Die jeweils beschwerdeführende Partei macht mit ihren am 14. März 2000 (hg. Verfahren Zl. 2000/17/0039 und Zl. 2000/17/0040) bzw. am 12. April 2000 (hg. Verfahren Zl. 2000/17/0068) beim Verwaltungsgerichtshof eingelangten Säumnisbeschwerden die Verletzung der Entscheidungspflicht der belangten Behörde geltend; sie habe am 3. September 1999 Berufungen gegen erstinstanzliche Bescheide bzw. einen Vorlageantrag nach einer erstinstanzlichen Berufungsvorentscheidung (hg. Verfahren Zl. 2000/17/0068) zur Post gegeben, diese Schriftsätze seien am 6. September 1999 beim Magistrat der Landeshauptstadt Linz eingelangt.

Die belangte Behörde erließ durch das nach der Geschäftseinteilung (vgl. § 34 Abs. 2 des Statutes der Landeshauptstadt Linz vom 27. Jänner 1992, LGBl. Nr. 7/1992, in Verbindung mit der Verordnung des Stadtsenates vom 6. November 1997, ABl. der Landeshauptstadt Linz Nr. 22/1997) zuständige Mitglied (den Bürgermeister) jeweils nach Einleitung des Vorverfahrens durch den Verwaltungsgerichtshof Bescheide je vom 29. Juni 2000 (1. Zl. 201/a-7/3-Riedl/Ei, 2. Zl. 201/a-7/2-Riedl/Ei und 3. Zl. 201/a-7/4-Riedl/Ei), die - nach den Angaben der beschwerdeführenden Partei - jeweils am 30. Juni 2000 zugestellt wurden; mit diesen Bescheiden wurde jeweils über die Anzeigenabgabe abgesprochen.

Die belangte Behörde legte mit Schreiben vom 30. Juni 2000 (eingegangen am 5. Juli 2000) dem Verwaltungsgerichtshof Ausfertigungen der oben erwähnten Bescheide mit dem Antrag vor, der Verwaltungsgerichtshof möge erkennen, dass durch die belangte Behörde in den gegenständlichen Verfahren keine Verletzung der Entscheidungspflicht im Sinne des Art. 132 B-VG gegenüber der beschwerdeführenden Partei vorliege und daher dieser Kosten nicht zusprechen.
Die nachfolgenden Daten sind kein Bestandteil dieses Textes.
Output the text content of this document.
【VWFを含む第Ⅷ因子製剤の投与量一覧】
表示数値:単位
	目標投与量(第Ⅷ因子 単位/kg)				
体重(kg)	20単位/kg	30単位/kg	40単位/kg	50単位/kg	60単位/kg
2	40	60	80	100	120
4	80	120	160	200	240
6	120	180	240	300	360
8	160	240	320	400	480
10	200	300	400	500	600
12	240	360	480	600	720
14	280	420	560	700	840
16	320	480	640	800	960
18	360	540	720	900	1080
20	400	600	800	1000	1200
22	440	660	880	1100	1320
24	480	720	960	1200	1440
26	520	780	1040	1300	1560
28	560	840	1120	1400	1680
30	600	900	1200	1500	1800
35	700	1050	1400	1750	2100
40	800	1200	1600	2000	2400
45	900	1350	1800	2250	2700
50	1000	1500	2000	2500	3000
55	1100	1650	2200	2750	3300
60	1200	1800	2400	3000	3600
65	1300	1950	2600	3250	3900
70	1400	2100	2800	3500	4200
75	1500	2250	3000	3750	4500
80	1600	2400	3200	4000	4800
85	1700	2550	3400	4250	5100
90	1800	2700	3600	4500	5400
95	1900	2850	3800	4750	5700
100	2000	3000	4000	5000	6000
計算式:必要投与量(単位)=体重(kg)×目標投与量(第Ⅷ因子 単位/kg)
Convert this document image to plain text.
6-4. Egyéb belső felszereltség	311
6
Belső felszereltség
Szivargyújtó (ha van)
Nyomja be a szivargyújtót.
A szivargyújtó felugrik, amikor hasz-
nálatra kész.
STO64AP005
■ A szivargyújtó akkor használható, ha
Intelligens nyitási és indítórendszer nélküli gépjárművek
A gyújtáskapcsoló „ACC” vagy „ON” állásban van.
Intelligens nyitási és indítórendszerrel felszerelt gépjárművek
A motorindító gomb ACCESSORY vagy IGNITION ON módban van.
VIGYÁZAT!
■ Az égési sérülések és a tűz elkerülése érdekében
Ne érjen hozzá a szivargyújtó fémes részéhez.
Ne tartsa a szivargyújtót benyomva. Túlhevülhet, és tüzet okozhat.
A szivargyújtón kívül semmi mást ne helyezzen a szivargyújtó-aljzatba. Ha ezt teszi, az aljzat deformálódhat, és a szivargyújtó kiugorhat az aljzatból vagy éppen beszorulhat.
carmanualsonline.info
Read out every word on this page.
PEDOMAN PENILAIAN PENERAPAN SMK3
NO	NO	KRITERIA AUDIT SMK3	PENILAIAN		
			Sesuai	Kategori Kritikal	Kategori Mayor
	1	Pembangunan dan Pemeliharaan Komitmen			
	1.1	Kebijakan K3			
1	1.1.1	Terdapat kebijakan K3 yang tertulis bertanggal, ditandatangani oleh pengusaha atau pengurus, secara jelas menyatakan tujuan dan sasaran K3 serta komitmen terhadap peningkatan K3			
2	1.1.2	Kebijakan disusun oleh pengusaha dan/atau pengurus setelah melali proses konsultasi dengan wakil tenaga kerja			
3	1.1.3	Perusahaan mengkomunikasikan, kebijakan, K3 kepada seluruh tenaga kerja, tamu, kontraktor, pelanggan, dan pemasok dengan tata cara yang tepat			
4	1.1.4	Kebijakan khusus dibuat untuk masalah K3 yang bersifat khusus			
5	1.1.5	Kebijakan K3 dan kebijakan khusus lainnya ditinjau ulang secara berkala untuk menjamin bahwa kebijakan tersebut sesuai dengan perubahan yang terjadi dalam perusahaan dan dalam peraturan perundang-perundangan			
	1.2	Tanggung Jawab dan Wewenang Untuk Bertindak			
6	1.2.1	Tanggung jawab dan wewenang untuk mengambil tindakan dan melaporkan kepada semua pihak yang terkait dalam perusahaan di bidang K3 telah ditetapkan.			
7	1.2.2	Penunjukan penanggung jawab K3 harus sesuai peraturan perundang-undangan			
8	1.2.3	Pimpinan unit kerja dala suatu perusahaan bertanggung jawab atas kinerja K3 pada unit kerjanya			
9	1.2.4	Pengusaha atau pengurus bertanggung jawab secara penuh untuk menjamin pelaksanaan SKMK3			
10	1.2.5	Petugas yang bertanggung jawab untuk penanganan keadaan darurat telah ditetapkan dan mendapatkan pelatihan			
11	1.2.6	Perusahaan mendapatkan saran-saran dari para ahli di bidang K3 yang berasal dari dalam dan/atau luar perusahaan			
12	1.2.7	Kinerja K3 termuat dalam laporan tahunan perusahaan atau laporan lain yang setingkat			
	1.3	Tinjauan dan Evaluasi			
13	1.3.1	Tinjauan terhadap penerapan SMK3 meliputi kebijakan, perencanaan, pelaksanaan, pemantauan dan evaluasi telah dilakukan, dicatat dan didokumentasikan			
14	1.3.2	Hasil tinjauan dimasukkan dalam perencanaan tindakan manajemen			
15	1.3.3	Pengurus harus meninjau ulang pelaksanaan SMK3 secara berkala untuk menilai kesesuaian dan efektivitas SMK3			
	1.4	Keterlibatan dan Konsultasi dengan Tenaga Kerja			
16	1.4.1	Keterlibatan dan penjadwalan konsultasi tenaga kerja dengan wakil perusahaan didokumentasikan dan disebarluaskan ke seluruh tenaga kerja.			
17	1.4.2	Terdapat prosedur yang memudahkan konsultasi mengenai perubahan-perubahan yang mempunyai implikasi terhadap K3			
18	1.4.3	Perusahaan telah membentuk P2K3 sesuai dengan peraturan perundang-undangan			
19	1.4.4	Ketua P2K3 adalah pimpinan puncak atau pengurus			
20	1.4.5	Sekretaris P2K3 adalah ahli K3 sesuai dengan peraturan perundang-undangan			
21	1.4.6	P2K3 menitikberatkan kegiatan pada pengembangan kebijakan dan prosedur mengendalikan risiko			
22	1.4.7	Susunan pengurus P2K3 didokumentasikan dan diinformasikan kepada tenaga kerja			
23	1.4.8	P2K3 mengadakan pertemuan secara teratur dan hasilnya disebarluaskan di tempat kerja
Sie führte hiezu aus, der beschwerdeführenden Partei sei mit Schreiben des Magistrates vom 17. November 1999 die Aussetzung "der Rechtsmittelentscheidungen anhängiger Verfahren, ... bis zu einer erwarteten Verfassungsgerichtshof-Entscheidung" in einem näher bezeichneten Gesetzesprüfungsverfahren sowie näher bezeichneten Verordnungsprüfungsverfahren vorgeschlagen worden. Eine derartige Aussetzung hätte den gesetzlichen Voraussetzungen - die belangte Behörde erwähnt § 210 der Oberösterreichischen Landesabgabenordnung - entsprochen und wäre "aus verwaltungsökonomischen Gründen sowohl im Interesse der Abgabenbehörde als auch des Steuerpflichtigen gewesen". Das Interesse des Steuerpflichtigen erblickte die belangte Behörde darin, als mit der Aussetzung "vorzeitige Rechtsmittelentscheidungen" vermieden und damit auch weitere Rechtsschritte des Steuerpflichtigen hätten unterbleiben können.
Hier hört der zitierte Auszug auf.